Had anything happened, they wondered. They were frightened and uneasy. The house seemed to be filled with a mysterious silence.

Their host did not come back to them that afternoon, but retiring to their rooms they put on their prettiest frocks to do honor to his dinner, where he joined them at seven o’clock, looking a little pale and worried, they thought.

CHAPTER V.—AN INCIDENT OF THE ROAD.

“Sevenoaks” was the name of Mr. Moore’s great farm, which covered acres and acres of fertile plain; called so because of seven great oak trees which shaded the circular drive girdling the front lawn. They were fine old trees, and much care had been taken to preserve them in order to preserve the significance of the name.

“If I were Evelyn,” Nancy was thinking, as she stood next morning on the piazza scanning the storm-washed landscape now fast drying under the heat of the sun, “I should think it would be rather nice to be mistress of this beautiful place.”

But Evelyn’s name had not been mentioned again, and the name of the aviator also had never been introduced.
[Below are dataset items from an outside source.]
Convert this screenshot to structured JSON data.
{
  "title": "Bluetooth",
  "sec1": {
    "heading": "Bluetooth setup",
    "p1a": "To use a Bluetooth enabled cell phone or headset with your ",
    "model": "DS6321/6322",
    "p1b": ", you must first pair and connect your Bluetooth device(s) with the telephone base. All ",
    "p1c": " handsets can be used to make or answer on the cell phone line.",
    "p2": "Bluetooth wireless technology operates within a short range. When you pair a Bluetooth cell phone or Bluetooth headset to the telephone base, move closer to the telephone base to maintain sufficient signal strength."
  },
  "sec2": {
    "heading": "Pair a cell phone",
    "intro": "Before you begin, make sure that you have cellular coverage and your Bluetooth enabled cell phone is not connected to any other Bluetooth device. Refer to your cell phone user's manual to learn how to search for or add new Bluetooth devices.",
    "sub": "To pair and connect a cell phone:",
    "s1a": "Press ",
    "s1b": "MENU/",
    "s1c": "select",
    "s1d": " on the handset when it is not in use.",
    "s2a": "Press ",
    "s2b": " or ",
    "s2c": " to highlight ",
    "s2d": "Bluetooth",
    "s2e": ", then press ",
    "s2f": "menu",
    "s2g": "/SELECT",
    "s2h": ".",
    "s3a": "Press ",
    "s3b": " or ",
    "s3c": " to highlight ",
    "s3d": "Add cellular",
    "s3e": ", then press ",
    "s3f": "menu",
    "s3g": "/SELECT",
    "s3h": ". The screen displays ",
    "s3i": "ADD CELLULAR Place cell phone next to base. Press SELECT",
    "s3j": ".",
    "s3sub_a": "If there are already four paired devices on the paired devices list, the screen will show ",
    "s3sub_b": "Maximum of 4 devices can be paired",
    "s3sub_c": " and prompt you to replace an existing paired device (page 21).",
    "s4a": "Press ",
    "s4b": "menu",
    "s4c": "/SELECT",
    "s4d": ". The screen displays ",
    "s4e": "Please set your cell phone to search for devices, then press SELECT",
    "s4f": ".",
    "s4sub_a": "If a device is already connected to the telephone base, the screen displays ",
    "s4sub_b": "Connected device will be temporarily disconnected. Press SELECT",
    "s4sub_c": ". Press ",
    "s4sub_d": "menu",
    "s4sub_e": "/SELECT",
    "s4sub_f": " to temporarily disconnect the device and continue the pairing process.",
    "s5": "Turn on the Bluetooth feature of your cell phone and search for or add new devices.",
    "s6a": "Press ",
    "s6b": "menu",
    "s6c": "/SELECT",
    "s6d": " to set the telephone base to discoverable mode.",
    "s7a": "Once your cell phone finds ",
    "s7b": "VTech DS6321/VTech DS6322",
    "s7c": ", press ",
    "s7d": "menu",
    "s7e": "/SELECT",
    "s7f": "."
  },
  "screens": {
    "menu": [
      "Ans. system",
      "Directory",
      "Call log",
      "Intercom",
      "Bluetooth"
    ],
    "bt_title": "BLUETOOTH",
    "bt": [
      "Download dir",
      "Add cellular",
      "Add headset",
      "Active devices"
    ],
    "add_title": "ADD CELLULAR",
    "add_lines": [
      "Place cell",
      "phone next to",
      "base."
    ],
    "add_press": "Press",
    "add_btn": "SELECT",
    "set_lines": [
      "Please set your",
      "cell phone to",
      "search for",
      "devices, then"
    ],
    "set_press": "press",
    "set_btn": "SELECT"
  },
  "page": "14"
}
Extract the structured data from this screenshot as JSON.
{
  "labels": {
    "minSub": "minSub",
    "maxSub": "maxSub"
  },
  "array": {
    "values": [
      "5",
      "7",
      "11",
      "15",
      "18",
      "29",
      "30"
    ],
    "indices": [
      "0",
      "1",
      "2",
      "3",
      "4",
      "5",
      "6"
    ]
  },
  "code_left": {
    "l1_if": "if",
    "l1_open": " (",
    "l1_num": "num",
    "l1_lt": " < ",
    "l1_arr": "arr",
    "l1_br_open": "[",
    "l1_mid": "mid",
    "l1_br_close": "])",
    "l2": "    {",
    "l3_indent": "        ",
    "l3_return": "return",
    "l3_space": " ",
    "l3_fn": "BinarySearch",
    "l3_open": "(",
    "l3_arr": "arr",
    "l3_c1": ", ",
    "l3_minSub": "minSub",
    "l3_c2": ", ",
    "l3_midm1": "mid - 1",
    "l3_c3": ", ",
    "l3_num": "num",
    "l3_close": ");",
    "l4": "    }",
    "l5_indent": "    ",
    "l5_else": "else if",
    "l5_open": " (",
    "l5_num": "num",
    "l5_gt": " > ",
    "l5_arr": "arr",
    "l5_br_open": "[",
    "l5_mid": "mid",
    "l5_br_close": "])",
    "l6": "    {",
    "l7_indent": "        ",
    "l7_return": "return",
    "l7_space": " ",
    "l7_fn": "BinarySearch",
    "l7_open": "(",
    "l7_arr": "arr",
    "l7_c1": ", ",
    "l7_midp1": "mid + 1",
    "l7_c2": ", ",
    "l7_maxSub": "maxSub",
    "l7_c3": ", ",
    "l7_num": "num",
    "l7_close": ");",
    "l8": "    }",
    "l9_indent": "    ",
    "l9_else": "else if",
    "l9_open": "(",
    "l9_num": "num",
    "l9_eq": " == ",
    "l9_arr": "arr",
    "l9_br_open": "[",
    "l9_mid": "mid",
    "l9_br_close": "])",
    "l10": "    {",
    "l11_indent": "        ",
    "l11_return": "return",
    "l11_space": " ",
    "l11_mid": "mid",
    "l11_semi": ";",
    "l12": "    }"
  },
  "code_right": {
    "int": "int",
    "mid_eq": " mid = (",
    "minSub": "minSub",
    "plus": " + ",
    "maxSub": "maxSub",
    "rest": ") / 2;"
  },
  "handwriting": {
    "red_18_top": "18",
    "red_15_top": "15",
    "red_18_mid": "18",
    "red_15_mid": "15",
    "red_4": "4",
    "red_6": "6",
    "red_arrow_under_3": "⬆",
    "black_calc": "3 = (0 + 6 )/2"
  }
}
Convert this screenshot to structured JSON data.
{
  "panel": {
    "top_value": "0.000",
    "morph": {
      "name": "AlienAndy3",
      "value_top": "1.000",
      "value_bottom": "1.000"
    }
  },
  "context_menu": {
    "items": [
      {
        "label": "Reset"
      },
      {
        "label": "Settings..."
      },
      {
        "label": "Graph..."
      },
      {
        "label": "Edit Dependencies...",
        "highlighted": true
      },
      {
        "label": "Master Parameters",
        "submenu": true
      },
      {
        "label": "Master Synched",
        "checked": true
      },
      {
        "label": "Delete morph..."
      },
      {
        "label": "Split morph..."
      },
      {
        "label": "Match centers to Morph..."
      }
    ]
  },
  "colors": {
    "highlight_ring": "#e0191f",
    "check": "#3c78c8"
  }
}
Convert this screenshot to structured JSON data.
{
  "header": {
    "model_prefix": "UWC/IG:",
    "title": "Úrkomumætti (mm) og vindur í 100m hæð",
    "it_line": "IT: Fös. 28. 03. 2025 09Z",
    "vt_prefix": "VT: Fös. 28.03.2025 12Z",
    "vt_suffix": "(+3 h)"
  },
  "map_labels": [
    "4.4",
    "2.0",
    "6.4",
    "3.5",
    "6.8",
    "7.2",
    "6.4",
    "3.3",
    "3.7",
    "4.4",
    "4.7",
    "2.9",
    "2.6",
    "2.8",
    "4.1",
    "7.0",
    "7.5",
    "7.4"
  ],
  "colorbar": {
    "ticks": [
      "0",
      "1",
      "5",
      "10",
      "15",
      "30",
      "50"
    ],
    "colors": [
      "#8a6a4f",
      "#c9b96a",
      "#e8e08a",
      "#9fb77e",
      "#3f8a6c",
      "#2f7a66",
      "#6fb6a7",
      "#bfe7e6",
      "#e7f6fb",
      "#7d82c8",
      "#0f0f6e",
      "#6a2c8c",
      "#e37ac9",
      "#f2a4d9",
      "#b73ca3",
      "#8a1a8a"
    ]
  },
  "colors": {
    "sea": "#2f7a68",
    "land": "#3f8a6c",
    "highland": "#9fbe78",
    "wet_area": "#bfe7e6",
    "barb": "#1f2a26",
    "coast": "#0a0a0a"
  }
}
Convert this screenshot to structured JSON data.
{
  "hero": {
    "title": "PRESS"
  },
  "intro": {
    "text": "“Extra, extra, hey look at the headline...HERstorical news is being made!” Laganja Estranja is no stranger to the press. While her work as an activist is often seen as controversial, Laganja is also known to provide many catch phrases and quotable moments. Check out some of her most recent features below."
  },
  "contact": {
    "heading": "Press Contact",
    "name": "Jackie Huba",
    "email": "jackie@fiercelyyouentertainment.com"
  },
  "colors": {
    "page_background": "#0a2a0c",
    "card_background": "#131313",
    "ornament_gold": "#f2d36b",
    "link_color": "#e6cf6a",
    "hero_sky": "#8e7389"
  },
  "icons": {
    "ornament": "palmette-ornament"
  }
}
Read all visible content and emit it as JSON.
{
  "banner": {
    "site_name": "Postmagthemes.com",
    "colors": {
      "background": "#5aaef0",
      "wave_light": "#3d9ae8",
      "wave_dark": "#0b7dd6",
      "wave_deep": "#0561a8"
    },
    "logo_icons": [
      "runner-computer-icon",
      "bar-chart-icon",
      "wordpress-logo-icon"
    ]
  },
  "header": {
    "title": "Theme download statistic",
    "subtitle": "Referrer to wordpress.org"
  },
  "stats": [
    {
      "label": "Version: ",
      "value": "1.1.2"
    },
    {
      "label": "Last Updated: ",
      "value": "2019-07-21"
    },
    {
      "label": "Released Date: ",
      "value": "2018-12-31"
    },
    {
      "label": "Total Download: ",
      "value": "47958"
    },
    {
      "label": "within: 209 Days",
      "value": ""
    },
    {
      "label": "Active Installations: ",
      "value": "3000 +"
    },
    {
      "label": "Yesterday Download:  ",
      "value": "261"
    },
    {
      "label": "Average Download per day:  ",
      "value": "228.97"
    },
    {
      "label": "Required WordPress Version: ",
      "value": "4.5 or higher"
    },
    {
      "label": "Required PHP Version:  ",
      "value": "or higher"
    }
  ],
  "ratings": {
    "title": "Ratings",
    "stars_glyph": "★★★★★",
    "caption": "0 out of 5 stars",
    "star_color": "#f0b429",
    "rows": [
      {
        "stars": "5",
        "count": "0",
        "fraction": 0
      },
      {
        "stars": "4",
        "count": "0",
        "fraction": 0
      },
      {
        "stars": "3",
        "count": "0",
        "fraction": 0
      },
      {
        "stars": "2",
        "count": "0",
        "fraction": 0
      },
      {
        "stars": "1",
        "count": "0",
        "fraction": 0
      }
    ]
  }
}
The girls had waited, hoping there might be some explanation, but there was none, and they did not care to be accused of another act of curiosity.

What he could have been doing in that house, where he came from out of the storm and whither he went, they could not even guess. It was like a dream, a sudden vision flashed before them in the lightning and then gone.

They had been driven over the farm that morning by the master himself; had seen, with the other fine horses, Pocohontas pawing the ground with her small forefoot, while a groom rubbed her smooth, satin coat with a piece of chamois. And now the Comet stood under the center tree of the seven oaks, waiting to carry them on their journey.

One Japanese servant was strapping on the suit cases in the back while the other was storing a hamper of lunch and a box of provisions in the motor.

While Billie was waiting for the others to settle themselves in the motor, Daniel Moore handed her a letter.